Trials with smaller numbers might become significant if the difference in survival or mortality between the arms is very large, say >20-30%. Differences of more than 10% are not expected in cancer trials.
- The trial should be blinded, preferably double-blinded. This means that neither the patient nor the clinician determining the cause of death knows which patient has received the treatment and which the placebo. Double blinding is often difficult or impossible because the effects of treatment or its side effects are often obvious (e.g. surgery, radiotherapy or chemotherapy). It is however essential for the determination of the cause of death to be blinded. Because cancer treatments and cancer itself often affect many bodily systems, organ failure can often result in deaths from cancer being wrongly attributed to other causes (such as respiratory failure). To overcome this ambiguity, the rules for RCTs require that deaths that occur during cancer treatment need to be attributed to the cancer being treated. This rule is often ignored thus confounding the results.
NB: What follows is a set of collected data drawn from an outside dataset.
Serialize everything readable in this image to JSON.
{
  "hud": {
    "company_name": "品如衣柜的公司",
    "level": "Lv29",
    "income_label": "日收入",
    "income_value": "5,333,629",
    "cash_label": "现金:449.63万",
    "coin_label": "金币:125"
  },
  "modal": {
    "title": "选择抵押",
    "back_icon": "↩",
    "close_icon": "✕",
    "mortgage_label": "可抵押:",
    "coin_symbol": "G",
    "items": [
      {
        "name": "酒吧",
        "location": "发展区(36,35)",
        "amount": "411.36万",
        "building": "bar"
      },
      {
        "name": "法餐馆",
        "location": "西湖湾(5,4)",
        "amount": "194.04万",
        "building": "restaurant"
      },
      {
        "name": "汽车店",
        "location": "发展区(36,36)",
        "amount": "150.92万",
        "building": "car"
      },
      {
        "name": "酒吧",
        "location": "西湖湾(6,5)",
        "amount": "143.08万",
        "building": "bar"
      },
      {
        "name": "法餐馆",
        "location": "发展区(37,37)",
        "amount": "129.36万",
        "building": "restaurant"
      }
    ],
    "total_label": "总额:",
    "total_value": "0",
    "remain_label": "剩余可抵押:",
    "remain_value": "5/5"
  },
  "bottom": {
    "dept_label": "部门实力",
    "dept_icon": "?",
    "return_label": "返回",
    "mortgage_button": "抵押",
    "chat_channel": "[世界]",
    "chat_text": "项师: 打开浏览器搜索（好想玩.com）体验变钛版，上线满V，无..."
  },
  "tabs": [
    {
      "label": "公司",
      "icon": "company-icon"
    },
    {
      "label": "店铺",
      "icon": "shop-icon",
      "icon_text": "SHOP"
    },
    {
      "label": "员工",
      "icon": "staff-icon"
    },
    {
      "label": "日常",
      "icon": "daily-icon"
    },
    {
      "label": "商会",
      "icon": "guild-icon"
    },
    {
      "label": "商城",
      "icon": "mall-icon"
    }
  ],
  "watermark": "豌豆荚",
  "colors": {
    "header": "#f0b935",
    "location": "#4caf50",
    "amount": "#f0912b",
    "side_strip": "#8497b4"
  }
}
- The randomisation should be done on an individual level rather than geographical or other factor. This is because there is no guarantee that patients attending one treatment centre would exactly match a similar group attending another centre regarding their age, gender, diet and lifestyle. Also treatment might differ slightly from one centre to the other, thus introducing another confounding The Edinburgh mammography screening trial, that had randomise participants by treatment centre, was ruled invalid when there was a 20% difference in the baseline comparison. This was probably due to a difference in those enrolled at different centres. This could have been further confounded by difference in treatment received.
Therefore proving efficacy requires:
- using the results only from blinded randomised controlled trials, properly conducted with adequate numbers to remove the likelihood of a chance result.
- evidence of significant increased survival or reduced mortality, not simply the ability of the treatment to remove or reduce a particular condition, such as shrink a tumour. Comparison of survival or deaths of sub-groups must not be considered.
- consideration of deaths from all causes, in case a treatment has caused harm.
Ideally it should be confirmed over time by showing a significant effect on mortality curves for the particular type of disease after intervention. Claims that mammography screening had not been shown to affect breast cancer mortality because of flaws in the trial methodology were later confirmed by epidemiological statistics showing that mammography screening had had no discernable impact on breast cancer mortality in any of the countries where it had been introduced on a widespread basis.
If results from trials showing clear efficacy are not available it becomes critical to recognise that most interventions can do harm. So when there is no proven benefit, the intervention with the least harm becomes the preferred choice.
REFERENCES
- Benjamin, DJ. The efficacy of surgical treatment of breast cancer. Medical Hypotheses 1996; 47 (5): 389-97.\
- Benjamin DJ. The efficacy of surgical treatment of cancer – 20 years later. Med Hypotheses (April) 2014; 82 (4): 412–420.